Let's look more carefully as what is happening in the last statement:
enum1 = enum.flat_map
#=> #<Enumerator: #<Enumerator: [[[1, 1]], [[2, 2]], [[3, 3]], [[4, 4]],
# [[5, 5], [6, 5]]]:combination(4)>:flat_map>
You might want to think of enum1 as a "compound enumerator". The elements of enum1 are passed into it's block by Enumerator#each (which will call Array#each) and assigned to the block variable a. Let's look at the second value passed to the block.
Skip the first:
a = enum1.next
#=> [[[1, 1]], [[2, 2]], [[3, 3]], [[4, 4]]]
Pass in the second:
a = enum1.next
#=> [[[1, 1]], [[2, 2]], [[3, 3]], [[5, 5], [6, 5]]]

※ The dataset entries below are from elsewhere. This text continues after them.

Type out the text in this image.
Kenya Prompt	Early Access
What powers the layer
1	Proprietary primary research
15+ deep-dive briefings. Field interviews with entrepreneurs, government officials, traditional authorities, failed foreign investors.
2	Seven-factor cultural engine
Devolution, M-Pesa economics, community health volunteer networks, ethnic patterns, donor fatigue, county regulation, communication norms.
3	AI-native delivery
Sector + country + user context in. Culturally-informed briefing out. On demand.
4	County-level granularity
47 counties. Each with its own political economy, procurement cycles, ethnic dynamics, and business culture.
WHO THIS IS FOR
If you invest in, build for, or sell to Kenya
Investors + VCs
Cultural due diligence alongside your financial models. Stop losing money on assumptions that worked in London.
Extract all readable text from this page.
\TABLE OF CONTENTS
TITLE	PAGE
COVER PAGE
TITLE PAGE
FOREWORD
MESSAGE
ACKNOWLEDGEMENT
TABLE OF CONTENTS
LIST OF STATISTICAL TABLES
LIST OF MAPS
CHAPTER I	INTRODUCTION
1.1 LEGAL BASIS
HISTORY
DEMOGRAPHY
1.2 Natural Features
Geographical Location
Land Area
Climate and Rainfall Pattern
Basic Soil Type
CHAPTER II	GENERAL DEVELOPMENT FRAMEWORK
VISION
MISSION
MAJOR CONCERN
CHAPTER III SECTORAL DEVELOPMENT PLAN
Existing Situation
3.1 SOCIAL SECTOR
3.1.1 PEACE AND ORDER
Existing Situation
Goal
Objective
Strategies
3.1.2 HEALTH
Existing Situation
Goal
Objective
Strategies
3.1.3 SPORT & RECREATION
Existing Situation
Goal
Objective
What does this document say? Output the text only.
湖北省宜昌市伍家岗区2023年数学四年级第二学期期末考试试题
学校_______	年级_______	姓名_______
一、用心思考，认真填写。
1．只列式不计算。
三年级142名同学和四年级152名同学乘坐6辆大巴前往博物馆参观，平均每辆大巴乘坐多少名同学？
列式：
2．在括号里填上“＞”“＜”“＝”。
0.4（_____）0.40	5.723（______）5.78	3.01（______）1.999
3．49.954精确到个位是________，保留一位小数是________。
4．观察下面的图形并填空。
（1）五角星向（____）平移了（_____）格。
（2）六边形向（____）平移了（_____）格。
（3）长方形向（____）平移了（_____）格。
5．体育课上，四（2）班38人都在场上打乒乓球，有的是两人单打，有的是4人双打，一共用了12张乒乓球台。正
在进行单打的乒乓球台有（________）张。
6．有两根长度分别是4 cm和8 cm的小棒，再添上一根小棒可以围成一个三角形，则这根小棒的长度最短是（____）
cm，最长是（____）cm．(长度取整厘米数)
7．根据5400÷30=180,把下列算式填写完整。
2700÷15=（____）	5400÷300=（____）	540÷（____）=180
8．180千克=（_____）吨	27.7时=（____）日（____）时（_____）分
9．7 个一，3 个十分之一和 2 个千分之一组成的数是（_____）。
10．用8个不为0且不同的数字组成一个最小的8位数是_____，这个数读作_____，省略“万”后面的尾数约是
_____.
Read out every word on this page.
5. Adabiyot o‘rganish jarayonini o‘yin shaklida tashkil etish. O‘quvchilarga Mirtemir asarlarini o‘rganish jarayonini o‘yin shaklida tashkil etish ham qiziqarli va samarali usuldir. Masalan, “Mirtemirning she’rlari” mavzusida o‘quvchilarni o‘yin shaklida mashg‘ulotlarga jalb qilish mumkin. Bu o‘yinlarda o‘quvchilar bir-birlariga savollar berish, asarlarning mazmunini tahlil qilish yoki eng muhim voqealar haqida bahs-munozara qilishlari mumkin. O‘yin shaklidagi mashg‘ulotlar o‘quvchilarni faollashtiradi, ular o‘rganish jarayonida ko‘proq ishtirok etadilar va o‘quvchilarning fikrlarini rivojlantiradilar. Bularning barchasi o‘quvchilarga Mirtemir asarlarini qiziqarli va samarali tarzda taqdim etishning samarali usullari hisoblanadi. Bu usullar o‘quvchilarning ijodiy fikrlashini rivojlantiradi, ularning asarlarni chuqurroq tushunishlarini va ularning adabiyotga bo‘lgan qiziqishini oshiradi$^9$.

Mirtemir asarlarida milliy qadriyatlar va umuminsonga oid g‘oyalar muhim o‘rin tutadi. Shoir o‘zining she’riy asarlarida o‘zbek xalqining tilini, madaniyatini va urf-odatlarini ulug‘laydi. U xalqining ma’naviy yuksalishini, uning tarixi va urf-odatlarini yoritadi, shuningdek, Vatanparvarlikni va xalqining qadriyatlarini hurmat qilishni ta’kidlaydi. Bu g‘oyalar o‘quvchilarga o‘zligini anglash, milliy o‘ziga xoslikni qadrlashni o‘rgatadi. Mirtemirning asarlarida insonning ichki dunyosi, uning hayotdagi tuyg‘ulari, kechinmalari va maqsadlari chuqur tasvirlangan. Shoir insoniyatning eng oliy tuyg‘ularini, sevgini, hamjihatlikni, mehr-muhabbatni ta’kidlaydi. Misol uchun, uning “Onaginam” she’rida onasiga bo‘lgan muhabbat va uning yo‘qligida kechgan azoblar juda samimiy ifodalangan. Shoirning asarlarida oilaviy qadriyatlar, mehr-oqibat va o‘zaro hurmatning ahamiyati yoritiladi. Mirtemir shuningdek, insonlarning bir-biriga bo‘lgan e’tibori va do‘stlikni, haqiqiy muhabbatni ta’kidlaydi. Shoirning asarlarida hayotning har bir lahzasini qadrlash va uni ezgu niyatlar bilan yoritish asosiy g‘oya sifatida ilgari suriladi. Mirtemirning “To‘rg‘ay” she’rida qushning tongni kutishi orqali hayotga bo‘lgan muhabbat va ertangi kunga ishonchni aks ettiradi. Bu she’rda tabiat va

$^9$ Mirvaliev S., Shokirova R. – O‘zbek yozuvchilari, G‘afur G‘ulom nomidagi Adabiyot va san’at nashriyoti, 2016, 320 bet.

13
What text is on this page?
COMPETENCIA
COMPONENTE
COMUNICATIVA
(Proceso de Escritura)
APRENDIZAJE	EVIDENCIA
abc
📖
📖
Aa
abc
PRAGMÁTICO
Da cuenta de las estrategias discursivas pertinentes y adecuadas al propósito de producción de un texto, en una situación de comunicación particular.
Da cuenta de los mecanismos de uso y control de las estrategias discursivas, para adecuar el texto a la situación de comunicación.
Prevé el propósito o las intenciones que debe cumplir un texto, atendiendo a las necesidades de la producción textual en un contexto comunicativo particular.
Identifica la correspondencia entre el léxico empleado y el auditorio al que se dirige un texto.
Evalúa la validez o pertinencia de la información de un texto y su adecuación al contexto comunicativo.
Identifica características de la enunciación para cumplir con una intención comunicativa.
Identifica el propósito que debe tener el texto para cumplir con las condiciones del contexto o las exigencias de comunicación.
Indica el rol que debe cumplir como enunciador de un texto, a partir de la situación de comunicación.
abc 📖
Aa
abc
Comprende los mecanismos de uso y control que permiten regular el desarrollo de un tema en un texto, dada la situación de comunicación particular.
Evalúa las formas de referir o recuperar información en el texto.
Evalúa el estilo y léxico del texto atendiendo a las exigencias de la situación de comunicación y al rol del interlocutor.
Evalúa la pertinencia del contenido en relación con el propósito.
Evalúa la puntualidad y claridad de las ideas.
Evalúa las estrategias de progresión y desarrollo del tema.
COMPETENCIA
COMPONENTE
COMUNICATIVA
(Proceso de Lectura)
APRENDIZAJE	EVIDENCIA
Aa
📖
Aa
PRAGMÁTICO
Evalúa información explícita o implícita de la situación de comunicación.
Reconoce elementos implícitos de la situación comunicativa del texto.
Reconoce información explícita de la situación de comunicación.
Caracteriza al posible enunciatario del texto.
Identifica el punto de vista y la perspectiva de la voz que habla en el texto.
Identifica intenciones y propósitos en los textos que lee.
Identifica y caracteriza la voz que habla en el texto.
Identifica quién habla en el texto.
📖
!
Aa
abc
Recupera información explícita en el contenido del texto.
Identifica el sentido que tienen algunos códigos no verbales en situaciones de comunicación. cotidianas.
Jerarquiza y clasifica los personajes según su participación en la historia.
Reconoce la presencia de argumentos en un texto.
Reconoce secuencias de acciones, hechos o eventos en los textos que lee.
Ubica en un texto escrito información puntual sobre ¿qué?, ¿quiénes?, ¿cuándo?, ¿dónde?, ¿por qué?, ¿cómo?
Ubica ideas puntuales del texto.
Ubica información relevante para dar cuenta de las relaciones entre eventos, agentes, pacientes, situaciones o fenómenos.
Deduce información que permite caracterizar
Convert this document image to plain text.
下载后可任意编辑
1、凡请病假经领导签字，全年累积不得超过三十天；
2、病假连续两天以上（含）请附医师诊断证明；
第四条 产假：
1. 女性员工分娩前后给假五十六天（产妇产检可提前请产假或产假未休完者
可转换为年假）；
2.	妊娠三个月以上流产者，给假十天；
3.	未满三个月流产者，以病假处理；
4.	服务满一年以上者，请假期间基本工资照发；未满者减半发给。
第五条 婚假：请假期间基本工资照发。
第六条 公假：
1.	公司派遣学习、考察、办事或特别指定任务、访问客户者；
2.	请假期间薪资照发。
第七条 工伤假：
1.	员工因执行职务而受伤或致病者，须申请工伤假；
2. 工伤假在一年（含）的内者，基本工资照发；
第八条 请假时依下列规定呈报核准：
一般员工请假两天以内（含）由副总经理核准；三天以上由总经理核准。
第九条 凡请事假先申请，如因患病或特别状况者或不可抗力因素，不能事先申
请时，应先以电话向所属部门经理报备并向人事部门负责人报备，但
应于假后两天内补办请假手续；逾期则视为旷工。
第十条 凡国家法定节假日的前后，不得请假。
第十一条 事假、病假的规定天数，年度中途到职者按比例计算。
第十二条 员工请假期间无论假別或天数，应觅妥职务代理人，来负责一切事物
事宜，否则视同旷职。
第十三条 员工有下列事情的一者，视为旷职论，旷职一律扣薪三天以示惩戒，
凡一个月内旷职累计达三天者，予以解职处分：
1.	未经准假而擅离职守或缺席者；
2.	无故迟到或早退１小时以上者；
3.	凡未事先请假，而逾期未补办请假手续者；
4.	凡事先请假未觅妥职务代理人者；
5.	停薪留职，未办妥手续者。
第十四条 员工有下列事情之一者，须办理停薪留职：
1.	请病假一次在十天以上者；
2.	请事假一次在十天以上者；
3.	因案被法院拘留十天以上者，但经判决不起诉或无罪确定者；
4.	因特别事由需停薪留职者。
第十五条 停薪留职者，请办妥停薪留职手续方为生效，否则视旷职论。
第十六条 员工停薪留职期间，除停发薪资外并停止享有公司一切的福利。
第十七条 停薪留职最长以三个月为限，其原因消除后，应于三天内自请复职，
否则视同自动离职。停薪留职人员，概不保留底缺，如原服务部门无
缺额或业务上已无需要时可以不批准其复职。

We take the product of these four arrays as follows:
a[0].product(a[1], a[2], a[3])
#=> [[[1, 1], [2, 2], [3, 3], [5, 5]],
# [[1, 1], [2, 2], [3, 3], [6, 5]]]
which we could also write:
a[0].product(*a[1..-1])
or, as I have done:
a.shift.product(*a)
Note that, in the last expression, a of *a is what's left of a after a.shift is executed.